TerraForm Power’s portfolio includes solar and wind assets in the US and Europe with a total capacity of 4.2GW.
Under the terms of the agreement, each Class A common share of TerraForm Power will be acquired for consideration equivalent to 0.381 of a BEP unit.
The deal represents a 17% premium above TERP’s unaffected trading price. TERP shareholders can elect to receive BEPC shares or BEP units.
Currently, Brookfield Renewable and its affiliates own 62% of TerraForm Power’s shares.
The combined company will have total assets of approximately $50bn
The combined company will have more than $50bn in assets and expected annual funds from operations totaling $1bn.

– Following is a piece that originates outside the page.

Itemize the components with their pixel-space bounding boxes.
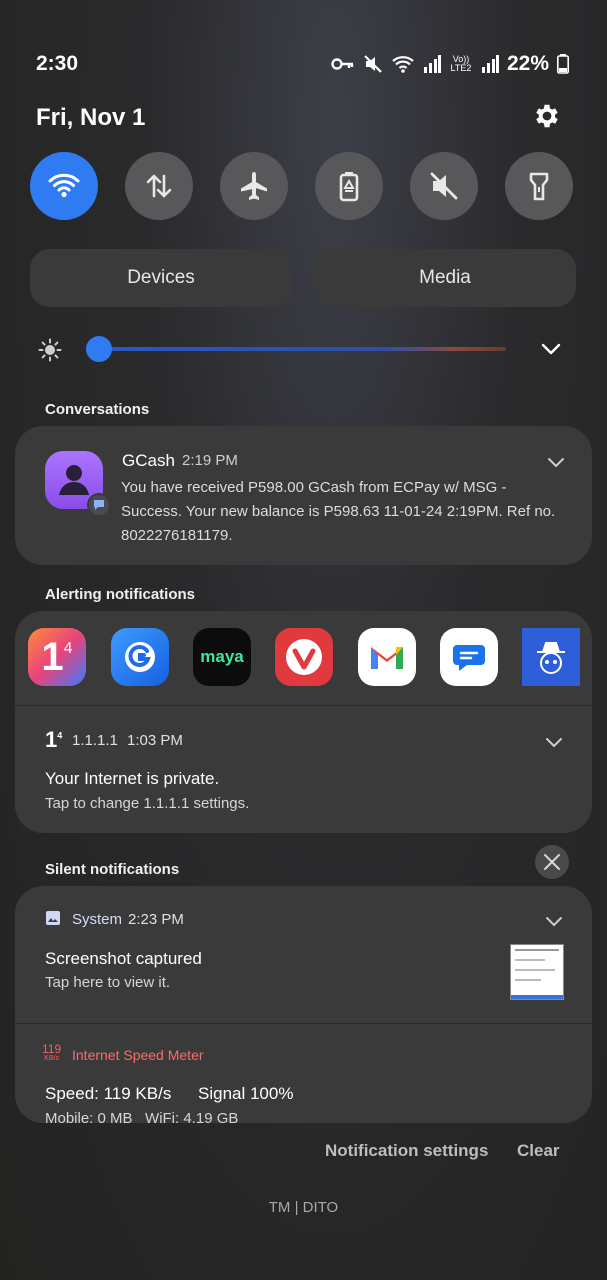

Brookfield Renewable CEO Sachin Shah said: “This is a compelling transaction that creates significant value for investors in both companies through a simplified corporate structure and continued sponsorship from Brookfield Asset Management.
“We are pleased to have reached an agreement for a combined business with a longstanding track record of creating value for shareholders through all economic cycles, where investors will benefit from a globally diversified mandate, supported by significant access to capital and one of the strongest investment grade balance sheets in the sector.”
The deal has been approved by a special committee of independent directors at TerraForm Power, which has unanimously advised shareholders to approve the transaction.
Special Committee chairman Mac McFarland said: “Since receiving Brookfield Renewable’s initial proposal in January, the Special Committee has conducted extensive due diligence.
“With the assistance of our independent advisors, we have concluded that Brookfield Renewable’s improved proposal, which includes an increase in the exchange ratio, provides an immediate realisation of value and upside potential.”
The deal is expected to be completed in the third quarter of this year, subject to customary closing conditions.